I’m a pantser, the type of writer who loves to go off unprepared and discover the story as I write it. Every single work on the technical side of writing I’ve read up to this point has, more or less explicitly, spoken of outlines. Made me feel like an idiot for not being able to use one.
Along comes “Writing into the Dark: How to Write a Novel without an Outline” and it’s all about pantsing, or writing into the dark as Dean Wesley Smith calls it. Reading it was like being six years old and finding the secret hiding place of the cookie jar.
Writing into the Dark is all about discovery writing. Dean Wesley Smith is a discovery writer and has 150 published novels to his name, including in high profile franchises like Star Trek, Aliens and the X-Men. Yeah, the man’s got a couple of dozen Star Trek novels under his belt and he’s one of the most prolific active writers today.
Let’s just say that he knows what he’s talking about. And what he says is that he’s writing it all into the dark. Without an outline. Discovery writing. Holly wordcounts, Batman!
Now that’s inspiration for a discovery writer like myself.

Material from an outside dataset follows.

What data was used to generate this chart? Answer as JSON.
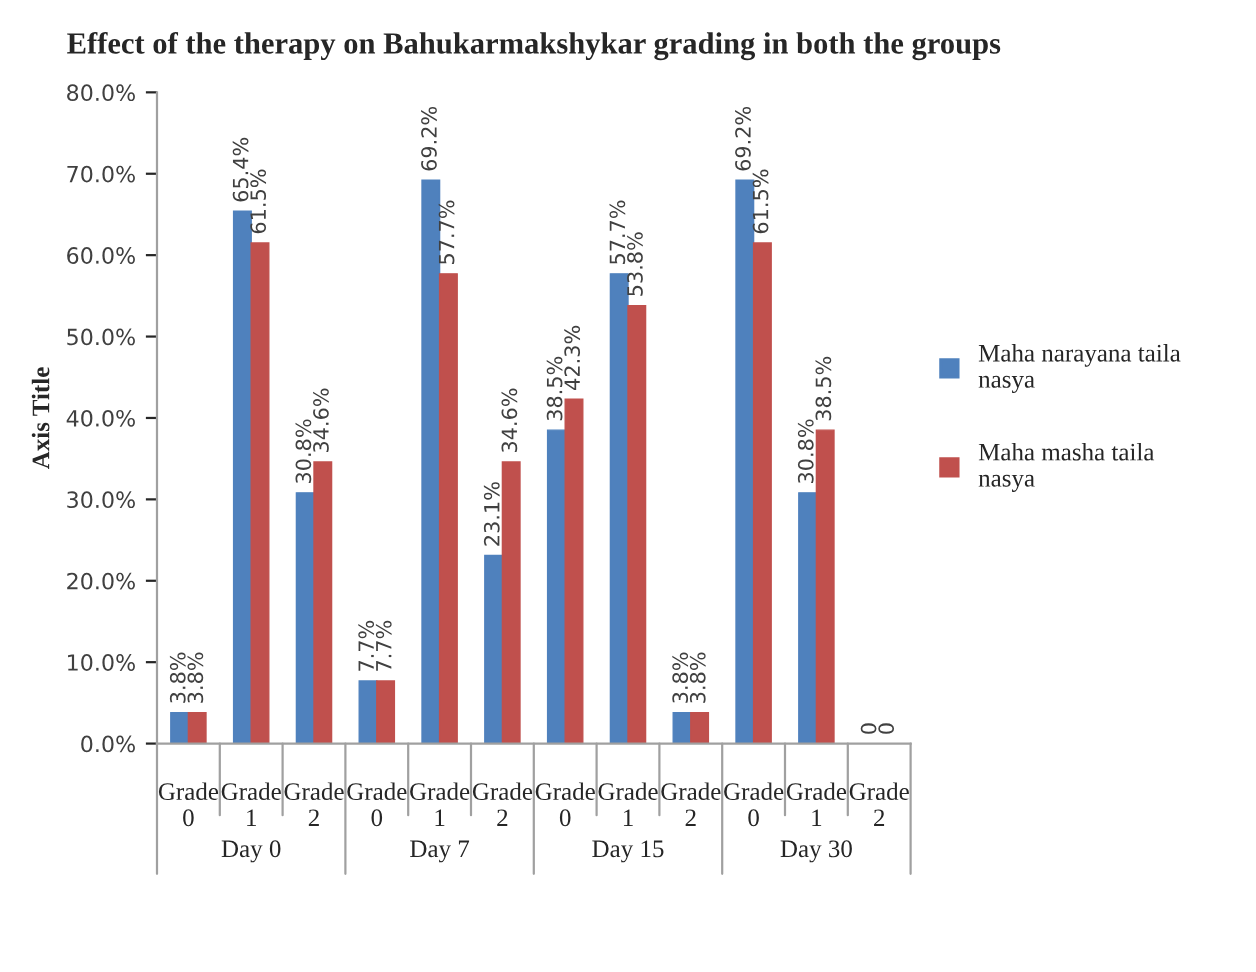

Writing into the Dark is a short book. On one hand there isn’t much to say when what you’re saying is “don’t spend up front work on outlining”. On the other there’s quite a lot to do. Smith doesn’t say that writing without an outline is easier. On the contrary, he reiterates the point that you’ll write more than you use, cutting away sentences, paragraphs, and entire chapters.
Dean Wesley Smith also speaks of being a one draft writer, meaning that once his story is finished (“The story is finished when you bog down because your creative mind realizes that you’ve written past your perfect ending line.”) he doesn’t go back and revise it. On the other hand he constantly “Cycles”, that is jumps back a few hundred words, re-reads, fixes problems and surges on with new momentum.
Momentum is a key point in Writing into the Dark.
When you have no idea where you are going with a story, momentum is often the key to it all.
– Dean Wesley Smith
Meaning that when you’re stuck in the middle of the story you need to give your creative self room. Back up a bit, re-read what you’ve written and, once you come to the end, you write one more sentence. And then one more. That’s another of Smith’s points: keep writing. Ignore your critical self and get your creative self moving.
That’s great motivation, and great technique, for a self proclaimed pantser like myself. But most of all Writing into the Dark comes back to the single most important point for pantsers: it’s a lot more fun to write when you’re discovering the story as you type it. If you’re the type of writer that, like me, gets bored by seeing an outline and can’t write it (to me it feels like all the motivation gets sucked out of the story once I know it; it’s like having to immediately re-read a book that you’ve just finished) then the validation that you’ll get from Writing into the Dark will be great.
- Never let your critical voice intrude on your creativity, it will kill your ability to write.
- Don’t save edits for later, that gives the critical voice an opening. If you figure out something that needs to be foreshadowed, go back and foreshadow it right away.
- When you’re stuck, go back a few hundred words and re-read or rework that. Then keep writing.
- If all else fails, take a break.
- Dare to write out of order. Add in ideas when they occur to you. You don’t need to write in a lineal [sic.] fashion.
- Create an outline after you finish each chapter so that you can spot patterns in your writing or go back and find specific occurrences in your plot.
And if that doesn’t catch your fancy, Smith also writes that no writer writes exactly like another. Find what works for you, but do try to write into the dark. It’s a lot more fun that way.
Who’s it for?
- Pansters, obviously. Any discovery writer is likely to get a ton of validation and helpful tips from Writing into the Dark.
- Beginners that get stuck in their writing – it may be that you need to try one of Smith’s techniques to break through your blocks.
- Experienced writers who might benefit from writing a lot faster if they didn’t use an outline. Or just want to try something different for a change to hone their craft.
All in all, Writing into the Dark is a relatively short book, and an easy one to read, so I’d recommend it for any writer even if you disagree about the need for an outline. Especially if you disagree about the need for an outline. Check out Dean Wesley Smith’s arguments and maybe you’ll be inclined to try to write into the dark. If nothing else you might discover that you really aren’t a pantser. Or maybe you’ll discover that you’ve secretly been one all along.